Il y a vingt ans, à pareille époque, j'étais de la fête; je voudrais pouvoir en être encore. Je n'avais point fermé l'œil de la nuit précédente; si l'on m'avait proposé de renoncer au concours, pour être, tout simplement, sur l'heure, Vélasquez ou Titien, j'aurais eu un beau rire de dédain et de refus. La plupart des concurrents, jeudi, seront tout pareils à ce que j'étais.
Tout pareillement aussi, un gardien les appellera nominativement, tour à tour, selon l'ordre des inscriptions prises dans le courant de la semaine; il fera le simulacre de les fouiller, pour constater qu'ils n'ont apporté aucun document, croquis ou calque de maître. Un à un, ils graviront le petit escalier raide qui mène au lieu du concours, déboucheront dans un long couloir, orné, en son milieu, de poêles en fonte espacés, percé, à droite et à gauche, d'étroites logettes.

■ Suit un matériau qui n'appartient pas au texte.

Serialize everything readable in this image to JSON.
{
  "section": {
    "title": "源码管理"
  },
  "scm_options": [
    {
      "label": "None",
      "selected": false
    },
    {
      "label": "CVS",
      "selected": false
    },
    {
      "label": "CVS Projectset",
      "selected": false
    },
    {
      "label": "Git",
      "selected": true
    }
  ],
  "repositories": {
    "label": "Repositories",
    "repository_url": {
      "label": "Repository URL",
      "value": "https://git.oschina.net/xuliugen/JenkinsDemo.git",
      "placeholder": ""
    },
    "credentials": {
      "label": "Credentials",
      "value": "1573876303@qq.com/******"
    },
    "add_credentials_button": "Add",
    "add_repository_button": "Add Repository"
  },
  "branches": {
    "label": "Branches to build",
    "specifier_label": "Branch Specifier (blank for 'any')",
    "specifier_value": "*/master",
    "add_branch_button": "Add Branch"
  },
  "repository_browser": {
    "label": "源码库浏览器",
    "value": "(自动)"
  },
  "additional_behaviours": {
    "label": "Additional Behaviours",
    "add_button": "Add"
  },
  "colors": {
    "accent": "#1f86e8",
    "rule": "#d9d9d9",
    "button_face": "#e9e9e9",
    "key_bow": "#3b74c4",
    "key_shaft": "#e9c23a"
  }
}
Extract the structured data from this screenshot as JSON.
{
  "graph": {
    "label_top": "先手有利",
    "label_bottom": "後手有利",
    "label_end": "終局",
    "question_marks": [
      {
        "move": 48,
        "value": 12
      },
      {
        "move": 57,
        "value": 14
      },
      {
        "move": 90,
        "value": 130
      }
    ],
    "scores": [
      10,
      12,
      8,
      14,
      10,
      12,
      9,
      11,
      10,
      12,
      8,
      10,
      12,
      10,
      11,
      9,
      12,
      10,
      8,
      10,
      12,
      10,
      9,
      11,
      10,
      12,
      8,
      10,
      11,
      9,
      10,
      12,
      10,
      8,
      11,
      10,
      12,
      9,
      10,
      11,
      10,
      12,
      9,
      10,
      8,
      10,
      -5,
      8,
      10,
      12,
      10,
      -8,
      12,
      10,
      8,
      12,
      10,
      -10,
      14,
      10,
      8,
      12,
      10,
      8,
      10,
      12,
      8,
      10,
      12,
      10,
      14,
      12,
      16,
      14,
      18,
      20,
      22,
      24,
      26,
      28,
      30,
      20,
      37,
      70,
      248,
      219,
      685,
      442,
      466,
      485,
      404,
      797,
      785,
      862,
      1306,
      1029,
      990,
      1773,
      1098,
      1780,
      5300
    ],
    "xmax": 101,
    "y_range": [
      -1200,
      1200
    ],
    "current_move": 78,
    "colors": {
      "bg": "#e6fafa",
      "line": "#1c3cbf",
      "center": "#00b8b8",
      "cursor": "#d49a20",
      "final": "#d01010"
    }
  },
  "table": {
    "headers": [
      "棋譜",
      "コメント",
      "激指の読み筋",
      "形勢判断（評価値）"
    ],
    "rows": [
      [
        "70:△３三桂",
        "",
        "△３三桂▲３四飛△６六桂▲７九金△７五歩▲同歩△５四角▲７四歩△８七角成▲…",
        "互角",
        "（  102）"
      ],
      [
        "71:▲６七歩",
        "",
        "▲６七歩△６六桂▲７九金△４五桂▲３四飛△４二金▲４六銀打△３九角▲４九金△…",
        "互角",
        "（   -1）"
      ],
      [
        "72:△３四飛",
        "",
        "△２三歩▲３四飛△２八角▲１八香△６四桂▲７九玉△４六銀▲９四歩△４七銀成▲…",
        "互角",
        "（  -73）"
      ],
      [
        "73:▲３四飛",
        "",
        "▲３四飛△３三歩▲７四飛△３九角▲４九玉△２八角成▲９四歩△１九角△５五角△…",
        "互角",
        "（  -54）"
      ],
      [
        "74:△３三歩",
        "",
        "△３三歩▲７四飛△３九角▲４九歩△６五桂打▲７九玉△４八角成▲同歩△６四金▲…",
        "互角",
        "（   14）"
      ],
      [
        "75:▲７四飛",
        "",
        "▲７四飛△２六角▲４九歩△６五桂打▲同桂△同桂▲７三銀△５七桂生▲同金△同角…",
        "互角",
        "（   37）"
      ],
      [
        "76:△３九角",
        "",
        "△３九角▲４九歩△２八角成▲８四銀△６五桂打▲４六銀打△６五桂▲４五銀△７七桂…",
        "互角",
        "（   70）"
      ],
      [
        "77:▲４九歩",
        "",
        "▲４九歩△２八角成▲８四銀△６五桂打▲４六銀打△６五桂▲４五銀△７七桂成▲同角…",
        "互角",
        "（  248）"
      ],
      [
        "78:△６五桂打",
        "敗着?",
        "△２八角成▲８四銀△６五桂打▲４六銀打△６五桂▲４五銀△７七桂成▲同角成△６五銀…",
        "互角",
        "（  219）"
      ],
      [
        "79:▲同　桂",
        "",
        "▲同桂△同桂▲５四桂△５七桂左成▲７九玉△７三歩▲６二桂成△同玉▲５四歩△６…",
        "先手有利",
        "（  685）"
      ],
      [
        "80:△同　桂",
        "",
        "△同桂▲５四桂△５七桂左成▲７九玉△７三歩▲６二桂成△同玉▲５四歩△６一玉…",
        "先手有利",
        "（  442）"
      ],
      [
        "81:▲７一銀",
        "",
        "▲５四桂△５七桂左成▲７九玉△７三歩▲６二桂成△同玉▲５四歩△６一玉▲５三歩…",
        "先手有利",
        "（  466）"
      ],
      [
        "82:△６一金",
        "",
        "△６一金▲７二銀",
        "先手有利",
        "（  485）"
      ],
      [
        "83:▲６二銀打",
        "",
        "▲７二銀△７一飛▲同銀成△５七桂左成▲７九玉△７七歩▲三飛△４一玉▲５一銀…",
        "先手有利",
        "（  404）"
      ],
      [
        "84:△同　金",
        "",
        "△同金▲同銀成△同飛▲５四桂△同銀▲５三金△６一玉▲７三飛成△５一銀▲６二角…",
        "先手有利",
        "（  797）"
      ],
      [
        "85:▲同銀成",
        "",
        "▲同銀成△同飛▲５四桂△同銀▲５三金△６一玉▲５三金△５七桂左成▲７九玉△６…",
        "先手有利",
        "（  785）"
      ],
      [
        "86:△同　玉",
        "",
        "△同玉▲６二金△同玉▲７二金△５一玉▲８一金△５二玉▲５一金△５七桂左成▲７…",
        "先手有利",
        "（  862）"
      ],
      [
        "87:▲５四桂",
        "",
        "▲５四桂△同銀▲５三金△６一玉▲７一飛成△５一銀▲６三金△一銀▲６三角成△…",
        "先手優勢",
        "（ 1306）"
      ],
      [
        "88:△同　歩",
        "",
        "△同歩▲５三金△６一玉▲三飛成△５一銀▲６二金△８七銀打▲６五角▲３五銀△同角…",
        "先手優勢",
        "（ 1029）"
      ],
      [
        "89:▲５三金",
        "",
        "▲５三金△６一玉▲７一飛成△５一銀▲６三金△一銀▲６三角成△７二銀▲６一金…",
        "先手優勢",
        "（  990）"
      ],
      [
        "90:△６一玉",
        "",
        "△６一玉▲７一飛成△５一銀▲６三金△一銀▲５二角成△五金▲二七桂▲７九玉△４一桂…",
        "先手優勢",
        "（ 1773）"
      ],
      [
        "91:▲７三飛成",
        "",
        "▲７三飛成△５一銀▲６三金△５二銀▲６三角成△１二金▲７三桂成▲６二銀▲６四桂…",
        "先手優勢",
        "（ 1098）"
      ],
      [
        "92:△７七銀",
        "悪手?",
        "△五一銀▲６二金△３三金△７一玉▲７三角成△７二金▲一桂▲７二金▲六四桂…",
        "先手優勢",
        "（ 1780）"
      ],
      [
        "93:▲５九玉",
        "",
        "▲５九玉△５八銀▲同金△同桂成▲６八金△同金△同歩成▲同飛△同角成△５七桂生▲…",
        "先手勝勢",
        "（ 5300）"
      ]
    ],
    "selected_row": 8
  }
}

Chacun choisira la sienne; puis tous attendront, par groupes de camarades, l'arrivée du programme que sont en train d'élaborer les professeurs. Pour tuer le temps, on se regarde, on se rapproche, quand on se connaît; on fait, aux inconnus, des scies. Blaguer le nouveau, c'est la tradition. Je me rappelle avoir été scié par Lambron, le beau Lambron, le peintre des croque-morts. J'avais dix-sept ans, les yeux bleus, les cheveux longs. Il m'accabla d'une série de plaisanteries qui me confusionnèrent beaucoup, tout en me paraissant d'un goût douteux.